GOES-14 SRSO-R: wildfire in Idaho
The Pioneer Fire in central Idaho produced another pyroCumulonimbus (pyroCb) cloud on 21 August 2016 (the first was on 19 August). GOES-14 was in SRSO-R mode, and sampled the fire with 1-minute imagery (above; also available as a large 73 Mbyte animated GIF) — a large smoke plume was evident on 0.63 µm Visible images as it moved eastward; large fire hot spots (red pixels) were seen on 3.9 µm Shortwave Infrared images; on 10.7 µm Infrared Window images, the cloud-top IR brightness temperature cooled to -35º C (darker green enhancement) between 2249-2307 UTC as it moved over Stanley Ranger Station (KSNY), not quite reaching the -40º C threshold to be classified as a pyroCb.However, a 1-km resolution NOAA-19 AVHRR 10.8 µm Infrared Window image (below; courtesy of René Servranckx) revealed a minimum cloud-top IR brightness temperature of -48.3º C (dark green color enhancement).

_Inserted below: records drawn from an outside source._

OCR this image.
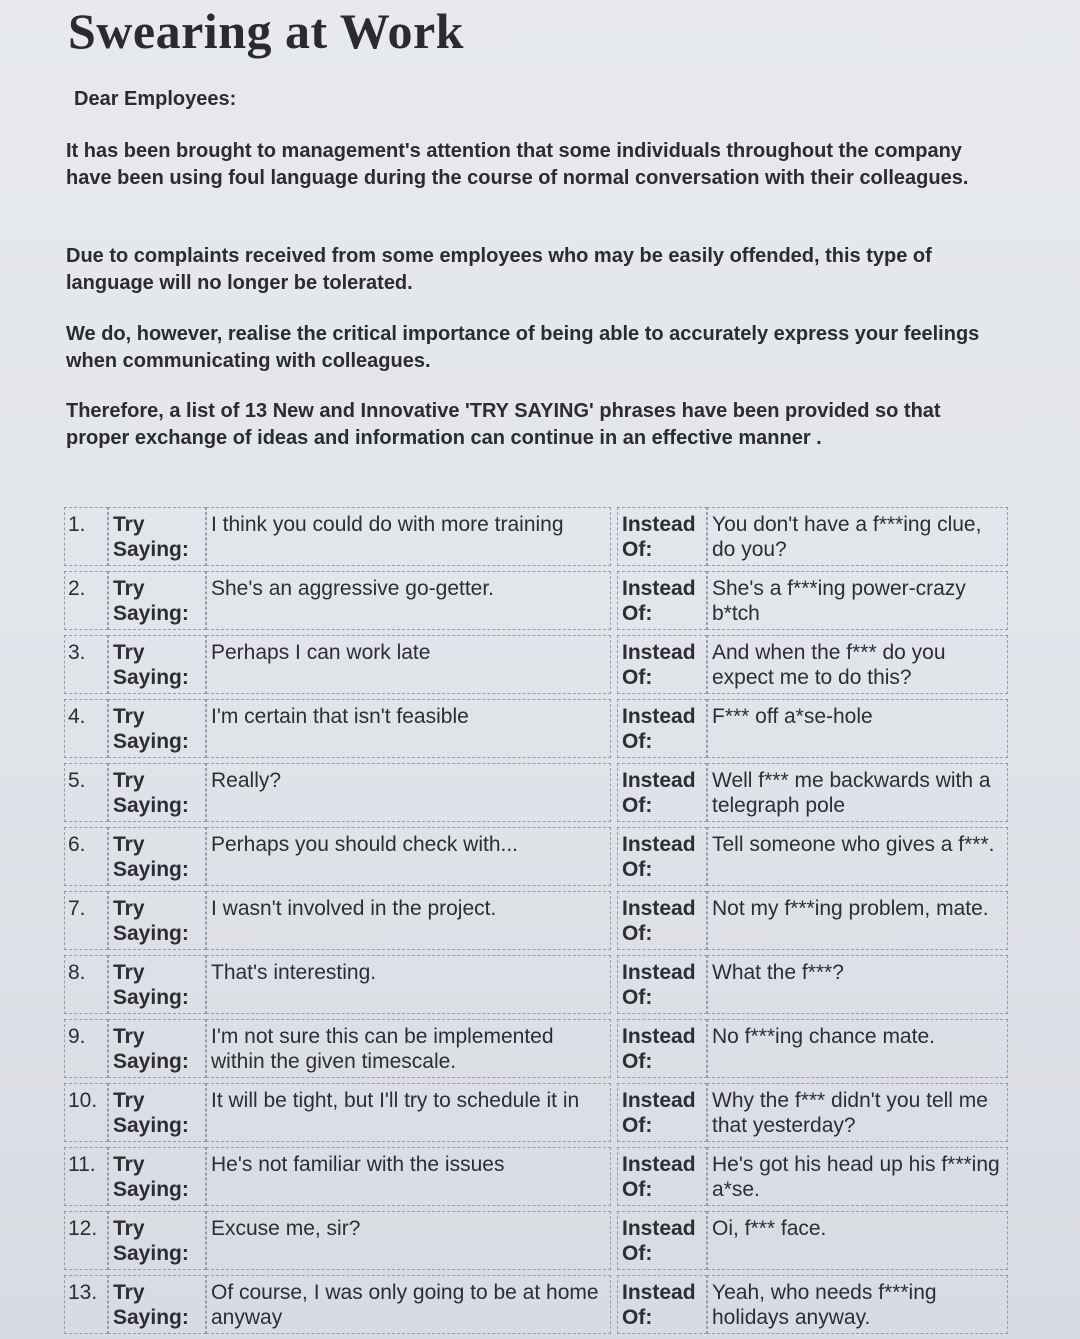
Swearing at Work

Dear Employees:

It has been brought to management's attention that some individuals throughout the company have been using foul language during the course of normal conversation with their colleagues.

Due to complaints received from some employees who may be easily offended, this type of language will no longer be tolerated.

We do, however, realise the critical importance of being able to accurately express your feelings when communicating with colleagues.

Therefore, a list of 13 New and Innovative 'TRY SAYING' phrases have been provided so that proper exchange of ideas and information can continue in an effective manner .

1.	Try
Saying:
I think you could do with more training	Instead
Of:
You don't have a f***ing clue, do you?
2.	Try
Saying:
She's an aggressive go-getter.	Instead
Of:
She's a f***ing power-crazy b*tch
3.	Try
Saying:
Perhaps I can work late	Instead
Of:
And when the f*** do you expect me to do this?
4.	Try
Saying:
I'm certain that isn't feasible	Instead
Of:
F*** off a*se-hole
5.	Try
Saying:
Really?	Instead
Of:
Well f*** me backwards with a telegraph pole
6.	Try
Saying:
Perhaps you should check with...	Instead
Of:
Tell someone who gives a f***.
7.	Try
Saying:
I wasn't involved in the project.	Instead
Of:
Not my f***ing problem, mate.
8.	Try
Saying:
That's interesting.	Instead
Of:
What the f***?
9.	Try
Saying:
I'm not sure this can be implemented within the given timescale.
Instead
Of:
No f***ing chance mate.
10. Try
Saying:
It will be tight, but I'll try to schedule it in	Instead
Of:
Why the f*** didn't you tell me that yesterday?
11. Try
Saying:
He's not familiar with the issues	Instead
Of:
He's got his head up his f***ing a*se.
12. Try
Saying:
Excuse me, sir?	Instead
Of:
Oi, f*** face.
13. Try
Saying:
Of course, I was only going to be at home anyway
Instead
Of:
Yeah, who needs f***ing holidays anyway.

A larger-scale comparison of the NOAA-19 AVHRR visible, shortwave infrared and infrared window images is shown below.===== 23 August Update =====
The Pioneer Fire continued to be very active on 22 August (exceeding 100,000 acres in total burn coverage since its start on 18 July), sending a large amount of smoke northeastward (OMPS Aerosol Index). During the following overnight hours, cold air drainage and the development of a boundary layer temperature inversion acted to trap a good deal of smoke in the Payette River valley to the west/southwest of Stanley KSNT. The active fire hot spots (black to yellow to red pixels) were evident on nighttime (1032 UTC or 4:32 AM local time) images (above) of Suomi NPP VIIRS Shortwave Infrared (3.74 µm) data, while illumination from the Moon (in the Waning Gibbous phase, at 69% of Full) showed the ribbon of smoke trapped in the valley (note that this signal was not due to fog, since it did not show up in the VIIRS 11.45-3.74 µm brightness temperature difference or “fog/stratus product”).During the subsequent daytime hours of 23 August, 1-minute GOES-14 Visible (0.63 µm) images (below; also available as a large 114 Mbyte animated GIF) showed the gradual ventilation of smoke from the Payette River valley as the temperature inversion eroded and mixing via winds increased.